L’avertissement survient alors que les responsables canadiens élaborent discrètement des plans d’urgence pour une éventuelle victoire de Trump en novembre. Selon des sources gouvernementales de haut niveau, les stratèges d’Ottawa envisagent des scénarios qui semblaient autrefois impensables, y compris la possibilité que l’Amérique se retire de l’Accord Canada-États-Unis-Mexique (ACEUM) qui a remplacé l’ALENA durant le premier mandat de Trump.
Carney, qui a également été gouverneur de la Banque d’Angleterre avant de devenir envoyé spécial de l’ONU pour l’action climatique et le financement, a souligné la rhétorique constante de Trump sur les déficits commerciaux. “Son attention n’a jamais faibli,” a expliqué Carney. “L’excédent commercial du Canada avec les États-Unis, particulièrement dans des secteurs clés comme la fabrication et les ressources naturelles, nous rend vulnérables à des actions ciblées.”
Les chiffres soulignent cette vulnérabilité. Le Canada a exporté environ 489 milliards de dollars en marchandises vers les États-Unis en 2023, tout en important 368 milliards – créant un excédent commercial qui a maintes fois suscité les critiques de Trump. Les analyses économiques indiquent que toute perturbation de cette relation commerciale pourrait potentiellement réduire le PIB canadien jusqu’à 2,5 pour cent en un an.
Les experts de l’industrie notent que certains secteurs font face à des risques particulièrement aigus. “La fabrication automobile, le bois d’œuvre et les exportations d’énergie feraient probablement face à une pression immédiate sous une administration Trump,” a expliqué Dre Elaine Thompson, économiste du commerce à l’Université de Toronto. “Ces industries représentent l’épine dorsale de l’économie d’exportation du Canada et emploient des centaines de milliers de travailleurs.”

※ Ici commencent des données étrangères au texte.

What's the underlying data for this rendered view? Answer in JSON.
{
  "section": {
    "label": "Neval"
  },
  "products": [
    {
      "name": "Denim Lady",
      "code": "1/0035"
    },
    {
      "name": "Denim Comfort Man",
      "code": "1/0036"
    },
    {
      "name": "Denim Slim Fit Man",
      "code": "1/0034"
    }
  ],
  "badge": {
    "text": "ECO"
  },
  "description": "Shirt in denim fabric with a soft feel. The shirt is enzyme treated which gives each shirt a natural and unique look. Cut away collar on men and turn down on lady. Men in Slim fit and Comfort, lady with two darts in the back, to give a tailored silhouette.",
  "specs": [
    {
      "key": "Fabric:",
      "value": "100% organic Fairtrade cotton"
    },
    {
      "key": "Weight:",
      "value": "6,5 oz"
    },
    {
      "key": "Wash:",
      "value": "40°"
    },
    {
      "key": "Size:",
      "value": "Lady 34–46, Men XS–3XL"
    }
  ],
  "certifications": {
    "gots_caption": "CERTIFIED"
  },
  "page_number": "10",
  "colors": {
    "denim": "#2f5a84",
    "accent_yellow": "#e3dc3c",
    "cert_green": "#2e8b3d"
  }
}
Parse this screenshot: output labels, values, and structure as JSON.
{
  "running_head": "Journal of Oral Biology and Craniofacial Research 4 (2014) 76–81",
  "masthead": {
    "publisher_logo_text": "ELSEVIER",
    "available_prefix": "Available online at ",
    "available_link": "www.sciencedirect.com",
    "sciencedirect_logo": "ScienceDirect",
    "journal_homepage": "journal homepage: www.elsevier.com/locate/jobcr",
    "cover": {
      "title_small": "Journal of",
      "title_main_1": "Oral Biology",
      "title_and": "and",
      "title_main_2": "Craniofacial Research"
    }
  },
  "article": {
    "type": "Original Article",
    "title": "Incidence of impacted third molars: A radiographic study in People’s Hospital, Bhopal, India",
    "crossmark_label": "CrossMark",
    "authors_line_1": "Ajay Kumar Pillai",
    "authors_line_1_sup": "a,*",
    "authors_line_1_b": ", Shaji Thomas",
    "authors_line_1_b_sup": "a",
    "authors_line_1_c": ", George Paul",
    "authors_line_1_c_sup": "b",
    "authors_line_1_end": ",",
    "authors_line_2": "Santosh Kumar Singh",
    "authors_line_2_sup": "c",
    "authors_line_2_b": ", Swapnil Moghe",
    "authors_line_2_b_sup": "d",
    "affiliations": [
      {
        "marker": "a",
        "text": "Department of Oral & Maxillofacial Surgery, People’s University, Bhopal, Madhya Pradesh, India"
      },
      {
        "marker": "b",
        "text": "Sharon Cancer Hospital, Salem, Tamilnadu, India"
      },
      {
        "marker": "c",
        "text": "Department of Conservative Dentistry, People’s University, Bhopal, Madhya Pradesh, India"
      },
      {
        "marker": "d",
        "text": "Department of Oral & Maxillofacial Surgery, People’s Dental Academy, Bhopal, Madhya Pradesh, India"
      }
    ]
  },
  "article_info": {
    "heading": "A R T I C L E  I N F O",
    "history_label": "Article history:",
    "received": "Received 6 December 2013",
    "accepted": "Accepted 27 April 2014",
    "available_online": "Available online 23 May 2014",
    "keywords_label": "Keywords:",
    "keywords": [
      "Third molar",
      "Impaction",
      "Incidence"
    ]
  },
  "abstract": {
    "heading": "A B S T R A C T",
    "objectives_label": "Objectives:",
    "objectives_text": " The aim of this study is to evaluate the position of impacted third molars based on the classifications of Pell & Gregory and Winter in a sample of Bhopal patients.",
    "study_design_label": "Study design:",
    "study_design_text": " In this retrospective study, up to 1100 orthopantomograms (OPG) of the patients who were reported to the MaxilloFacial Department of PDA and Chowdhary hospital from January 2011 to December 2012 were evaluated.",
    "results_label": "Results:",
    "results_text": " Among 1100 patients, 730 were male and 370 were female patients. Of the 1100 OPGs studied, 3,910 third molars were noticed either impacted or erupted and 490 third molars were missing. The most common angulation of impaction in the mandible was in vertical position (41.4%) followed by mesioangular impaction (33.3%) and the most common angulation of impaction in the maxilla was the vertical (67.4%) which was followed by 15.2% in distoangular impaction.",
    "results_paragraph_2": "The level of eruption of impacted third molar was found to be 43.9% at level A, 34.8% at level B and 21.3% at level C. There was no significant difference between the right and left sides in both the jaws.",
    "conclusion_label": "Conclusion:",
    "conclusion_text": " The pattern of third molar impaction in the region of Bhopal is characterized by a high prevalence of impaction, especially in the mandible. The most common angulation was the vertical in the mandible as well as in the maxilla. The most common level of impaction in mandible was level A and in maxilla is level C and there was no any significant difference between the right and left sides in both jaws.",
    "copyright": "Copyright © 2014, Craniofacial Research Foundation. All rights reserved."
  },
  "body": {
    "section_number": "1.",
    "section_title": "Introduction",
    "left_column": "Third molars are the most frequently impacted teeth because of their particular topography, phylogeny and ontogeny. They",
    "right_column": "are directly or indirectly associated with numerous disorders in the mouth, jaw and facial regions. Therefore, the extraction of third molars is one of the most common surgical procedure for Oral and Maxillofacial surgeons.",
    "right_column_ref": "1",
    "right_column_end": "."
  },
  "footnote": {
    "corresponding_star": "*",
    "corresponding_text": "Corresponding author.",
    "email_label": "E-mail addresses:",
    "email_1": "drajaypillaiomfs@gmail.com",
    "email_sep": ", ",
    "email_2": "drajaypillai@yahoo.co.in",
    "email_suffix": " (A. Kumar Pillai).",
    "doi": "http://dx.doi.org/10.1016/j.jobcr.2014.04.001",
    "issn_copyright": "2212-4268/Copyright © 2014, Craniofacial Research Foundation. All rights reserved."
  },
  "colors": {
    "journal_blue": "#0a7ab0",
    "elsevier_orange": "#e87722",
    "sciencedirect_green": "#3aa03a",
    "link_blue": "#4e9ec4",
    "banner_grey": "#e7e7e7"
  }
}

L’avertissement de Carney s’étend au-delà des barrières commerciales traditionnelles. Il a souligné comment les différends commerciaux modernes peuvent être menés par des changements réglementaires, des politiques d’approvisionnement, et même des dispositions de sécurité. “Les outils disponibles pour perturber le commerce se sont multipliés,” a noté Carney. “Les tarifs ne sont que le début.”
Ce qui rend l’intervention de Carney particulièrement remarquable est sa réputation de commentateur mesuré. En tant que figure qui a soigneusement maintenu des relations à travers le spectre politique, son évaluation directe suggère une préoccupation sincère parmi les décideurs économiques concernant la vulnérabilité commerciale du Canada.
La vice-première ministre Chrystia Freeland, répondant aux questions sur les commentaires de Carney, a souligné les efforts de diplomatie commerciale du Canada. “Nous avons activement renforcé les relations aux niveaux étatique et local à travers l’Amérique,” a déclaré Freeland. “Cette administration comprend que neuf millions d’emplois américains dépendent du commerce avec le Canada.”
Cependant, des analystes politiques se demandent si de tels arguments économiques rationnels résonneraient avec une potentielle administration Trump davantage motivée par le symbolisme politique que par des calculs économiques traditionnels.
Carney a conseillé aux entreprises canadiennes de diversifier leurs marchés d’exportation tout en approfondissant simultanément leur présence américaine. “Les entreprises canadiennes devraient envisager d’établir ou d’élargir leurs opérations aux États-Unis,” a-t-il suggéré. “Avoir une empreinte physique au sud de la frontière fournit à la fois une assurance politique et économique.”
L’ancien banquier central a également exhorté le gouvernement fédéral à renforcer les mécanismes de réponse coordonnée avec les provinces et les secteurs industriels clés, notant que “la meilleure défense du Canada sera une action unifiée.”
Alors que les responsables canadiens se préparent à un avenir commercial incertain, la question fondamentale demeure : un pays qui réalise près de 75% de ses exportations avec un seul partenaire peut-il efficacement s’isoler des caprices politiques de ce marché? Ou est-il temps pour le Canada de repenser fondamentalement sa position dans l’ordre économique mondial?